Das hat nicht nur damit zu tun, dass Autos heute durch Leasing und Carsharing-Modelle immer häufiger gewechselt werden. Viel entscheidender ist, dass die Fahrzeuge sich viel ähnlicher sehen. Früher waren Autos wie Länder. Jedes Land hat seine ganz eigene Topografie, seine eigene Sprache. Und jede Automarke hatte ihre eigene Art, Kunden zu ködern: die verwendeten Materialien im Innenraum, die Karosserieform, der Geruch, das Fahrverhalten, die Laufkultur der Motoren, der Preis. Die Autos einer Marke waren unverwechselbar, sie hatten etwas Identitätsstiftendes. Sie wurden zur Heimat.
Der Fluch der Gleichheit
Und heute? Das Diktat der Aerodynamik verhindert wirklich eigenständige Formen, die meisten Autos sind rundgelutscht im Windkanal. Innenausstattungen, Fahrdynamik, Geruch - alles auf einem ähnlich hohen Niveau. Hinzu kommt, dass heute irgendwie alle alles bauen. Daimler stieß mit der A-Klasse in die Niederungen der Käuferschichten vor, die man zuvor jahrzehntelang verpönt hatte. Nebenbei warfen die Stuttgarter alle Qualitätsansprüche, die sinnstiftend für die Marke waren, über Bord. Volkswagen strebte in die andere Richtung, Premium war das Gebot der Stunde, mit der Luxuslimousine Phaeton wollten die Wolfsburger im Revier von Mercedes wildern.
Indem Grenzen zwischen den Marken verschwinden, verschwindet auch das Heimatgefühl, das Autos vermitteln können. Die Kinder von heute werden in 20 oder 30 Jahren wohl kaum mit feuchten Augen über den Pkw reden, auf dessen Rückbank sie ihre Kindheit verbracht haben. So wächst eine Generation von Automobilnomaden heran. Eine Horde Heimatloser, so wie ich.

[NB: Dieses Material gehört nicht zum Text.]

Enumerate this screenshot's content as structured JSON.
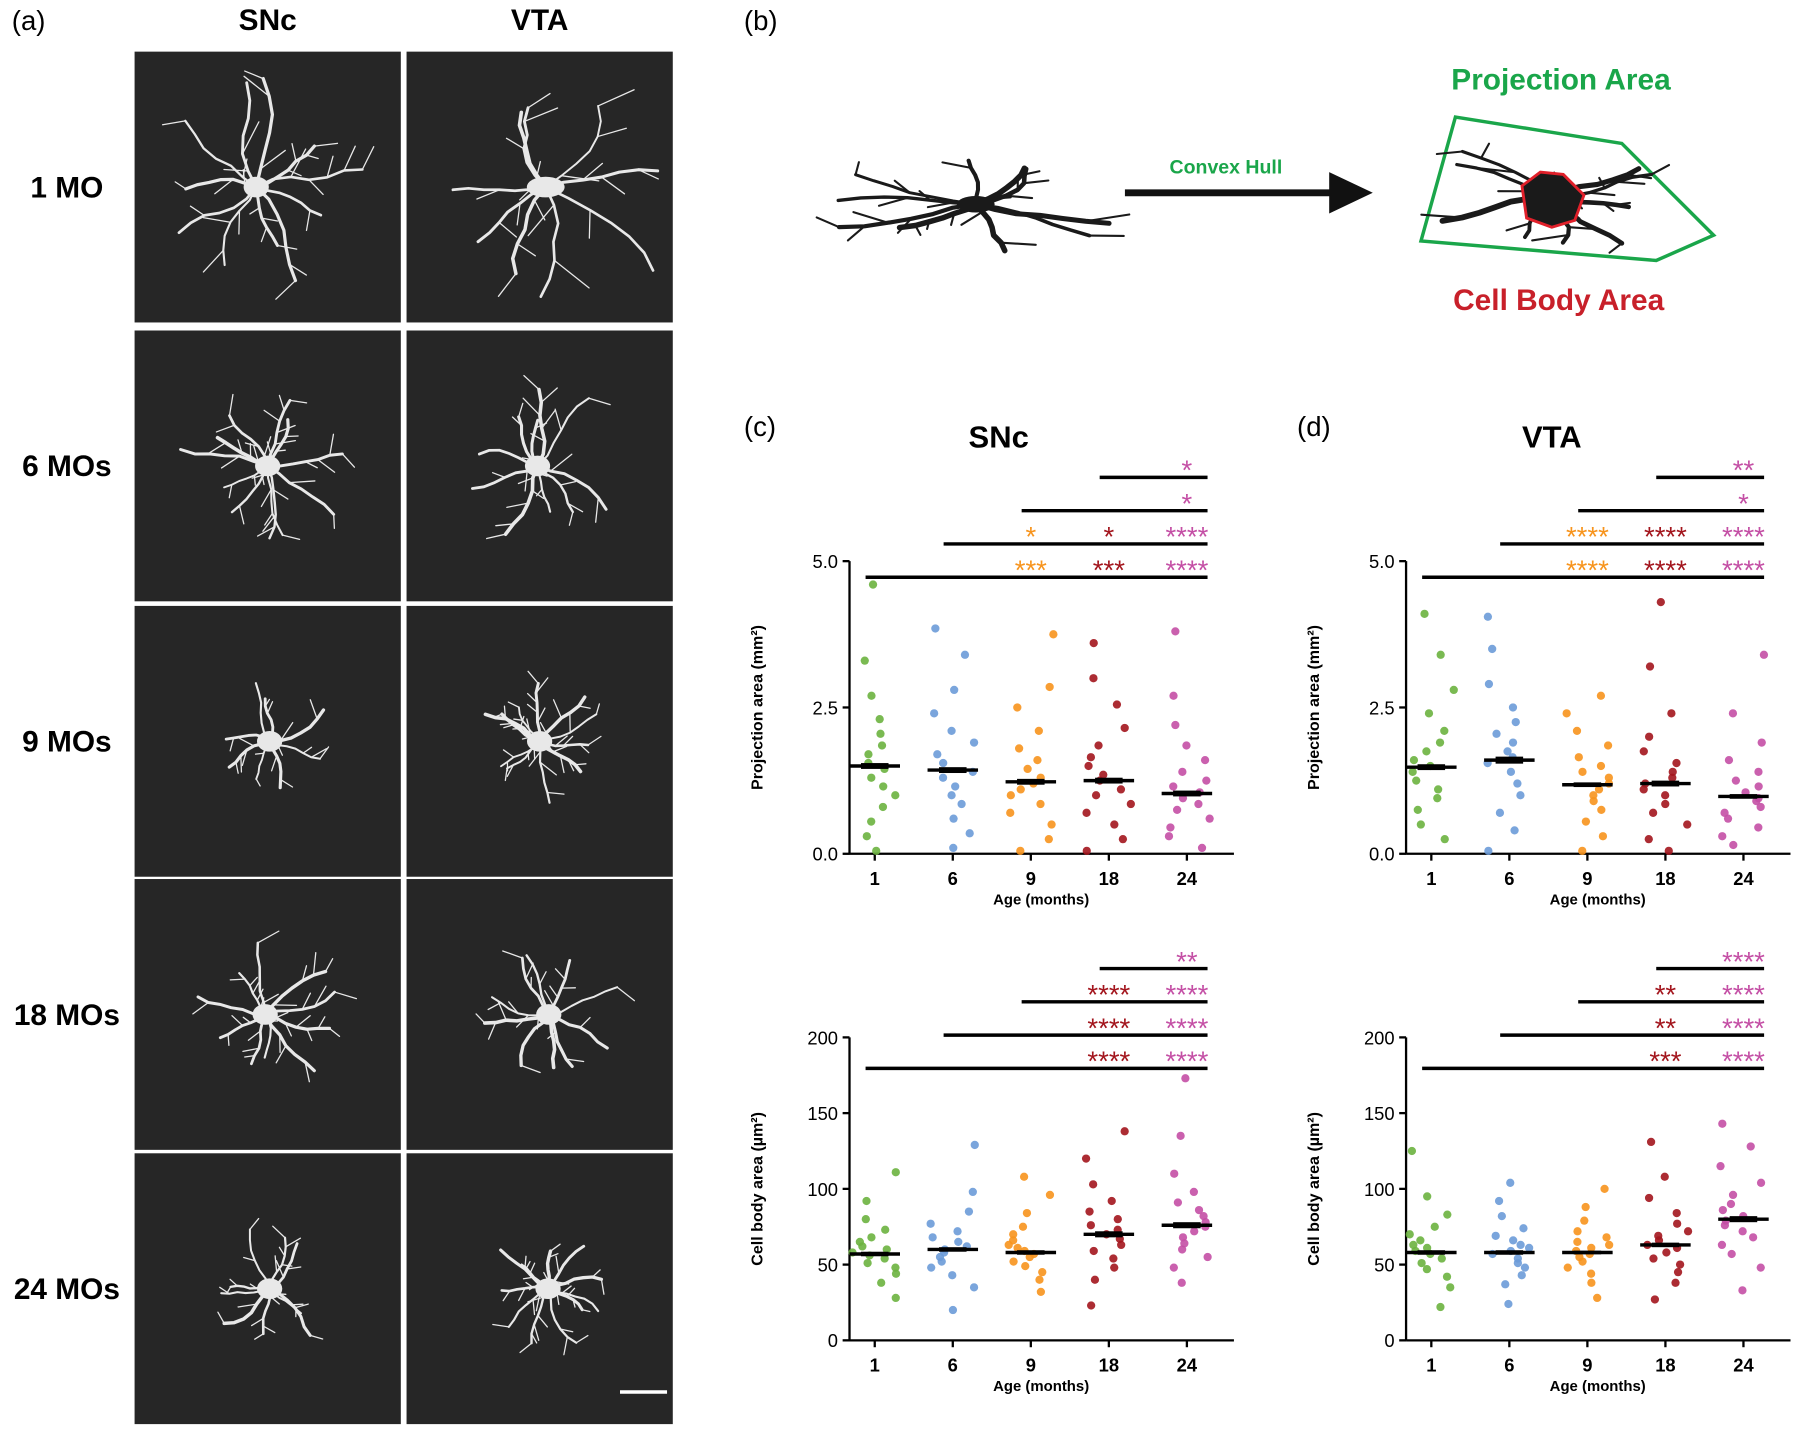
{
  "panel_a": {
    "label": "(a)",
    "columns": [
      "SNc",
      "VTA"
    ],
    "rows": [
      "1 MO",
      "6 MOs",
      "9 MOs",
      "18 MOs",
      "24 MOs"
    ]
  },
  "panel_b": {
    "label": "(b)",
    "arrow_label": "Convex Hull",
    "projection_label": "Projection Area",
    "cell_body_label": "Cell Body Area"
  },
  "chart_data": [
    {
      "type": "beeswarm",
      "panel_label": "(c)",
      "title": "SNc",
      "x_label": "Age (months)",
      "y_label": "Projection area (mm²)",
      "categories": [
        "1",
        "6",
        "9",
        "18",
        "24"
      ],
      "ylim": [
        0,
        5
      ],
      "yticks": [
        {
          "value": 0,
          "label": "0.0"
        },
        {
          "value": 2.5,
          "label": "2.5"
        },
        {
          "value": 5,
          "label": "5.0"
        }
      ],
      "groups": [
        {
          "name": "1",
          "color": "#6cb33f",
          "mean": 1.5,
          "sem": 0.05,
          "values": [
            0.05,
            0.3,
            0.55,
            0.8,
            1.0,
            1.15,
            1.3,
            1.45,
            1.55,
            1.7,
            1.85,
            2.05,
            2.3,
            2.7,
            3.3,
            4.6
          ]
        },
        {
          "name": "6",
          "color": "#6b9bd8",
          "mean": 1.43,
          "sem": 0.05,
          "values": [
            0.1,
            0.35,
            0.6,
            0.85,
            1.0,
            1.15,
            1.3,
            1.4,
            1.55,
            1.7,
            1.9,
            2.1,
            2.4,
            2.8,
            3.4,
            3.85
          ]
        },
        {
          "name": "9",
          "color": "#f7941d",
          "mean": 1.23,
          "sem": 0.05,
          "values": [
            0.05,
            0.25,
            0.5,
            0.7,
            0.85,
            1.0,
            1.1,
            1.2,
            1.3,
            1.45,
            1.6,
            1.8,
            2.1,
            2.5,
            2.85,
            3.75
          ]
        },
        {
          "name": "18",
          "color": "#a3151d",
          "mean": 1.25,
          "sem": 0.05,
          "values": [
            0.05,
            0.25,
            0.5,
            0.7,
            0.85,
            1.0,
            1.1,
            1.25,
            1.35,
            1.5,
            1.65,
            1.85,
            2.15,
            2.55,
            3.0,
            3.6
          ]
        },
        {
          "name": "24",
          "color": "#c44fa5",
          "mean": 1.03,
          "sem": 0.05,
          "values": [
            0.1,
            0.3,
            0.45,
            0.6,
            0.75,
            0.85,
            0.95,
            1.05,
            1.15,
            1.25,
            1.4,
            1.6,
            1.85,
            2.2,
            2.7,
            3.8
          ]
        }
      ],
      "comparisons": [
        {
          "from": "18",
          "to": "24",
          "marks": [
            {
              "at": "24",
              "text": "*",
              "color": "#c44fa5"
            }
          ]
        },
        {
          "from": "9",
          "to": "24",
          "marks": [
            {
              "at": "24",
              "text": "*",
              "color": "#c44fa5"
            }
          ]
        },
        {
          "from": "6",
          "to": "24",
          "marks": [
            {
              "at": "9",
              "text": "*",
              "color": "#f7941d"
            },
            {
              "at": "18",
              "text": "*",
              "color": "#a3151d"
            },
            {
              "at": "24",
              "text": "****",
              "color": "#c44fa5"
            }
          ]
        },
        {
          "from": "1",
          "to": "24",
          "marks": [
            {
              "at": "9",
              "text": "***",
              "color": "#f7941d"
            },
            {
              "at": "18",
              "text": "***",
              "color": "#a3151d"
            },
            {
              "at": "24",
              "text": "****",
              "color": "#c44fa5"
            }
          ]
        }
      ]
    },
    {
      "type": "beeswarm",
      "panel_label": "(d)",
      "title": "VTA",
      "x_label": "Age (months)",
      "y_label": "Projection area (mm²)",
      "categories": [
        "1",
        "6",
        "9",
        "18",
        "24"
      ],
      "ylim": [
        0,
        5
      ],
      "yticks": [
        {
          "value": 0,
          "label": "0.0"
        },
        {
          "value": 2.5,
          "label": "2.5"
        },
        {
          "value": 5,
          "label": "5.0"
        }
      ],
      "groups": [
        {
          "name": "1",
          "color": "#6cb33f",
          "mean": 1.48,
          "sem": 0.05,
          "values": [
            0.25,
            0.5,
            0.75,
            0.95,
            1.1,
            1.25,
            1.4,
            1.5,
            1.6,
            1.75,
            1.9,
            2.1,
            2.4,
            2.8,
            3.4,
            4.1
          ]
        },
        {
          "name": "6",
          "color": "#6b9bd8",
          "mean": 1.6,
          "sem": 0.06,
          "values": [
            0.05,
            0.4,
            0.7,
            1.0,
            1.2,
            1.4,
            1.55,
            1.65,
            1.75,
            1.9,
            2.05,
            2.25,
            2.5,
            2.9,
            3.5,
            4.05
          ]
        },
        {
          "name": "9",
          "color": "#f7941d",
          "mean": 1.18,
          "sem": 0.04,
          "values": [
            0.05,
            0.3,
            0.55,
            0.75,
            0.9,
            1.0,
            1.1,
            1.2,
            1.3,
            1.4,
            1.5,
            1.65,
            1.85,
            2.1,
            2.4,
            2.7
          ]
        },
        {
          "name": "18",
          "color": "#a3151d",
          "mean": 1.2,
          "sem": 0.05,
          "values": [
            0.05,
            0.25,
            0.5,
            0.7,
            0.85,
            1.0,
            1.1,
            1.2,
            1.3,
            1.4,
            1.55,
            1.75,
            2.0,
            2.4,
            3.2,
            4.3
          ]
        },
        {
          "name": "24",
          "color": "#c44fa5",
          "mean": 0.98,
          "sem": 0.04,
          "values": [
            0.15,
            0.3,
            0.45,
            0.6,
            0.7,
            0.8,
            0.9,
            0.95,
            1.05,
            1.15,
            1.25,
            1.4,
            1.6,
            1.9,
            2.4,
            3.4
          ]
        }
      ],
      "comparisons": [
        {
          "from": "18",
          "to": "24",
          "marks": [
            {
              "at": "24",
              "text": "**",
              "color": "#c44fa5"
            }
          ]
        },
        {
          "from": "9",
          "to": "24",
          "marks": [
            {
              "at": "24",
              "text": "*",
              "color": "#c44fa5"
            }
          ]
        },
        {
          "from": "6",
          "to": "24",
          "marks": [
            {
              "at": "9",
              "text": "****",
              "color": "#f7941d"
            },
            {
              "at": "18",
              "text": "****",
              "color": "#a3151d"
            },
            {
              "at": "24",
              "text": "****",
              "color": "#c44fa5"
            }
          ]
        },
        {
          "from": "1",
          "to": "24",
          "marks": [
            {
              "at": "9",
              "text": "****",
              "color": "#f7941d"
            },
            {
              "at": "18",
              "text": "****",
              "color": "#a3151d"
            },
            {
              "at": "24",
              "text": "****",
              "color": "#c44fa5"
            }
          ]
        }
      ]
    },
    {
      "type": "beeswarm",
      "x_label": "Age (months)",
      "y_label": "Cell body area (µm²)",
      "categories": [
        "1",
        "6",
        "9",
        "18",
        "24"
      ],
      "ylim": [
        0,
        200
      ],
      "yticks": [
        0,
        50,
        100,
        150,
        200
      ],
      "groups": [
        {
          "name": "1",
          "color": "#6cb33f",
          "mean": 57,
          "sem": 1.5,
          "values": [
            28,
            38,
            44,
            48,
            51,
            54,
            56,
            58,
            60,
            62,
            65,
            68,
            73,
            80,
            92,
            111
          ]
        },
        {
          "name": "6",
          "color": "#6b9bd8",
          "mean": 60,
          "sem": 1.5,
          "values": [
            20,
            35,
            43,
            48,
            52,
            55,
            58,
            60,
            62,
            65,
            68,
            72,
            77,
            85,
            98,
            129
          ]
        },
        {
          "name": "9",
          "color": "#f7941d",
          "mean": 58,
          "sem": 1.5,
          "values": [
            32,
            40,
            45,
            49,
            52,
            55,
            57,
            59,
            61,
            63,
            66,
            70,
            75,
            84,
            96,
            108
          ]
        },
        {
          "name": "18",
          "color": "#a3151d",
          "mean": 70,
          "sem": 2,
          "values": [
            23,
            40,
            48,
            54,
            59,
            63,
            67,
            70,
            73,
            76,
            80,
            85,
            92,
            103,
            120,
            138
          ]
        },
        {
          "name": "24",
          "color": "#c44fa5",
          "mean": 76,
          "sem": 2,
          "values": [
            38,
            48,
            55,
            60,
            64,
            68,
            72,
            75,
            78,
            82,
            86,
            91,
            98,
            110,
            135,
            173
          ]
        }
      ],
      "comparisons": [
        {
          "from": "18",
          "to": "24",
          "marks": [
            {
              "at": "24",
              "text": "**",
              "color": "#c44fa5"
            }
          ]
        },
        {
          "from": "9",
          "to": "24",
          "marks": [
            {
              "at": "18",
              "text": "****",
              "color": "#a3151d"
            },
            {
              "at": "24",
              "text": "****",
              "color": "#c44fa5"
            }
          ]
        },
        {
          "from": "6",
          "to": "24",
          "marks": [
            {
              "at": "18",
              "text": "****",
              "color": "#a3151d"
            },
            {
              "at": "24",
              "text": "****",
              "color": "#c44fa5"
            }
          ]
        },
        {
          "from": "1",
          "to": "24",
          "marks": [
            {
              "at": "18",
              "text": "****",
              "color": "#a3151d"
            },
            {
              "at": "24",
              "text": "****",
              "color": "#c44fa5"
            }
          ]
        }
      ]
    },
    {
      "type": "beeswarm",
      "x_label": "Age (months)",
      "y_label": "Cell body area (µm²)",
      "categories": [
        "1",
        "6",
        "9",
        "18",
        "24"
      ],
      "ylim": [
        0,
        200
      ],
      "yticks": [
        0,
        50,
        100,
        150,
        200
      ],
      "groups": [
        {
          "name": "1",
          "color": "#6cb33f",
          "mean": 58,
          "sem": 1.5,
          "values": [
            22,
            35,
            42,
            47,
            51,
            54,
            57,
            59,
            61,
            63,
            66,
            70,
            75,
            83,
            95,
            125
          ]
        },
        {
          "name": "6",
          "color": "#6b9bd8",
          "mean": 58,
          "sem": 1.5,
          "values": [
            24,
            37,
            43,
            48,
            51,
            54,
            57,
            59,
            61,
            63,
            66,
            69,
            74,
            82,
            92,
            104
          ]
        },
        {
          "name": "9",
          "color": "#f7941d",
          "mean": 58,
          "sem": 1.2,
          "values": [
            28,
            38,
            44,
            48,
            52,
            55,
            57,
            59,
            61,
            63,
            65,
            68,
            72,
            79,
            88,
            100
          ]
        },
        {
          "name": "18",
          "color": "#a3151d",
          "mean": 63,
          "sem": 1.5,
          "values": [
            27,
            38,
            45,
            50,
            54,
            58,
            61,
            63,
            66,
            69,
            72,
            77,
            84,
            94,
            108,
            131
          ]
        },
        {
          "name": "24",
          "color": "#c44fa5",
          "mean": 80,
          "sem": 2,
          "values": [
            33,
            48,
            57,
            63,
            68,
            72,
            76,
            79,
            82,
            86,
            90,
            96,
            104,
            115,
            128,
            143
          ]
        }
      ],
      "comparisons": [
        {
          "from": "18",
          "to": "24",
          "marks": [
            {
              "at": "24",
              "text": "****",
              "color": "#c44fa5"
            }
          ]
        },
        {
          "from": "9",
          "to": "24",
          "marks": [
            {
              "at": "18",
              "text": "**",
              "color": "#a3151d"
            },
            {
              "at": "24",
              "text": "****",
              "color": "#c44fa5"
            }
          ]
        },
        {
          "from": "6",
          "to": "24",
          "marks": [
            {
              "at": "18",
              "text": "**",
              "color": "#a3151d"
            },
            {
              "at": "24",
              "text": "****",
              "color": "#c44fa5"
            }
          ]
        },
        {
          "from": "1",
          "to": "24",
          "marks": [
            {
              "at": "18",
              "text": "***",
              "color": "#a3151d"
            },
            {
              "at": "24",
              "text": "****",
              "color": "#c44fa5"
            }
          ]
        }
      ]
    }
  ]
}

Vielleicht machen sie das, was ich gemacht habe. Als Kompensation. Vor wenigen Jahren kaufte ich mir eine gebrauchte Mercedes S-Klasse von 1987. Vor der stand ich als Kind immer staunend, linste durch die Seitenscheibe auf den Tacho, der bis 240 reichte und bewunderte die vielen Knöpfe für Sitzheizung, Fensterheber und weitere, scheinbar endlose Komfortextras.
Derzeit steht der Wagen abgemeldet auf dem Grundstück meiner Eltern. Hin und wieder überlege ich, ihn zu verkaufen. Aber ich bringe es nicht übers Herz. Das Auto war nie meine automobile Heimat. Aber es ist mein automobiles Traumland.